PARADOXICALLY, the Argos catalogue shopping chain has traditionally been more resilient in downturns because of its generally cheaper, value-led offering. Its customer base may have had less discretionary spending power, but the goods they wanted were not off-puttingly expensive.

However, that comforting trading backstop has not been the case in this austerity-framed recovery from a financial crash-induced double-dip recession.

Argos’s traditionally low-income customers have been worst-hit by the depressed economic climate, which has also impacted generally lower-paid public services workers than those in the better-heeled private sector.

As such, it is unsurprising that the mixture of structural retail industry change and the extended downturn it has influenced Argos-owner Home Retail Group’s strategic review to conclude a new business model is needed.

The meat of its findings is a sharp pruning of the store-based estate and a decision to reposition the chain as a mainly digital-sales led business.

At least 75 of Argos’s 750 or so shops will close over the next five years, says chief executive Terry Duddy. Those that remain will be mainly for picking up products and back-up customer service for transactions done on mobile phones, iPads, computers and the like.

Argos is just one of a host of retailers looking to step up their sales online, from electronics groups and clothing businesses to the supermarket giants.
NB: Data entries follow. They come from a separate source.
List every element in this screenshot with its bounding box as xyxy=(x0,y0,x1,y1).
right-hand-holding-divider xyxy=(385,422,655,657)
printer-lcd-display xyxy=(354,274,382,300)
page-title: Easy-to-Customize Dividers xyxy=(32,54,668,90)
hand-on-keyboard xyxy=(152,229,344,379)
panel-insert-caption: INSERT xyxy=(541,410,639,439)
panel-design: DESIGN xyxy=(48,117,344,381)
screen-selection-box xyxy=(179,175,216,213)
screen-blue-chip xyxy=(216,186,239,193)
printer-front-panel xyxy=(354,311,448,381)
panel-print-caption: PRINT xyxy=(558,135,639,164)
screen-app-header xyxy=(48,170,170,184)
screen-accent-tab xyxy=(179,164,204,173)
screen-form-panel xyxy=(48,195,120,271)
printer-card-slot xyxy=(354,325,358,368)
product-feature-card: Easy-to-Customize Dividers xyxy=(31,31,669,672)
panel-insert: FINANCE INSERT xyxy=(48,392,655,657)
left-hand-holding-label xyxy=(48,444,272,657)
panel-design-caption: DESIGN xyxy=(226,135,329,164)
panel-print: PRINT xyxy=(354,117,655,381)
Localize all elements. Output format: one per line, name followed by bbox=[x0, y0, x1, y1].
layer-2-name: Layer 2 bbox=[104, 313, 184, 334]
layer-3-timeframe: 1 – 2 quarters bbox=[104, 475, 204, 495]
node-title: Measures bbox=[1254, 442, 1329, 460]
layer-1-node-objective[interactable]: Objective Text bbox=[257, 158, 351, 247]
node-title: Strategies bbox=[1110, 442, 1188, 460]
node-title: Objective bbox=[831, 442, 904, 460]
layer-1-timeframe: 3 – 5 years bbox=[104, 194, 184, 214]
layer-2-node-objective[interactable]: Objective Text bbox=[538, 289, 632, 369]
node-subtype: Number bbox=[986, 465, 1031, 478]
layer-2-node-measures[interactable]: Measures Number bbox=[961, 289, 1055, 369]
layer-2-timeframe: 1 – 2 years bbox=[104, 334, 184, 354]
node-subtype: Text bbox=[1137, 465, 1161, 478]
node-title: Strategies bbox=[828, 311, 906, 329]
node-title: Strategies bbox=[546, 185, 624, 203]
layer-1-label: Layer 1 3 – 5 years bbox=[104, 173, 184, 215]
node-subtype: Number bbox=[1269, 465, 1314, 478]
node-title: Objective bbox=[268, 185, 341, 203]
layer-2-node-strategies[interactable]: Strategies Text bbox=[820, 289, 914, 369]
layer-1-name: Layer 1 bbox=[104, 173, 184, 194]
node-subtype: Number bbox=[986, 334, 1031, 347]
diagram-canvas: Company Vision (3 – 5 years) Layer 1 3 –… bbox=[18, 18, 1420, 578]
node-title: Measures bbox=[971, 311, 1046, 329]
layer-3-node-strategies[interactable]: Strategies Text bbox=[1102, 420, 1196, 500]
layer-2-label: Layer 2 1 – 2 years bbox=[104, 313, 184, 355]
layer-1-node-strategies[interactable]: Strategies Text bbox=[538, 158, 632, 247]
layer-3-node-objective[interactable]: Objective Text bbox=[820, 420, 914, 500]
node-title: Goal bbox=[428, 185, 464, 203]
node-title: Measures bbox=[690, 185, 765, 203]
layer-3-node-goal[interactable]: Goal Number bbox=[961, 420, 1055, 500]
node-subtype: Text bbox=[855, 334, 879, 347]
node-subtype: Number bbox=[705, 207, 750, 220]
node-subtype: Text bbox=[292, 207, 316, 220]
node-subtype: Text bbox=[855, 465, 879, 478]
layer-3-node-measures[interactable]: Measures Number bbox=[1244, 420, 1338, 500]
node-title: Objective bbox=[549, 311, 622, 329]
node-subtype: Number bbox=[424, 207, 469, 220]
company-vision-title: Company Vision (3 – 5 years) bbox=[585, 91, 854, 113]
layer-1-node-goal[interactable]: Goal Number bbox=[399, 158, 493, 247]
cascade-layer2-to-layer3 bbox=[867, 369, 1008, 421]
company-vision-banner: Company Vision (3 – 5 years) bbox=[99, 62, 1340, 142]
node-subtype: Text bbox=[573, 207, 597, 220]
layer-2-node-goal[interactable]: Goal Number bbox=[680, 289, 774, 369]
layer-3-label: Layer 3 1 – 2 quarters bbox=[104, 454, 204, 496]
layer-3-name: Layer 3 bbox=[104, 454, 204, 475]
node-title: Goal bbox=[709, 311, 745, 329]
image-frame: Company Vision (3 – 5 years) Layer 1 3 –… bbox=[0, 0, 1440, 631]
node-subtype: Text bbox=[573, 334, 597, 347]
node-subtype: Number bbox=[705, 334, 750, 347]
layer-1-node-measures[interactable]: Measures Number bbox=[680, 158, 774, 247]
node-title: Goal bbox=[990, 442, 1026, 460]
But, probably as important for Argos in going digital is that it will also allow an expanded product range and, crucially, widen its customer base to take in higher socio-economic groups.

Ironically, therefore, in about five years time the chain is set to have changed its reliance on the lower-income consumer towards a digital-savvy clientele that takes in a richer demographic.

Argos doesn’t just want to go internet, it wants to go upmarket.

Punch is having to drown its sorrows

IN THE consumer boom of the late-1990s and early noughties, many pub companies pressed the accelerator on expansion and related debt accumulation. Punch Taverns was among those in the vanguard.

However, the chickens came home to roost with the economic downturn, surging energy bills, steadily rising beer duties and the smoking ban.

The challenge for Punch and its smaller rivals in the past few years has been to bring down lumpy-to-mountainous debts.

Meanwhile, two consecutive poor British summers have added short-term specific headwinds to the industry’s underlying financial problems.

Result: Punch and its smaller brethren are reining in expansion, closing pubs and turning to food. This is likely to last for some time.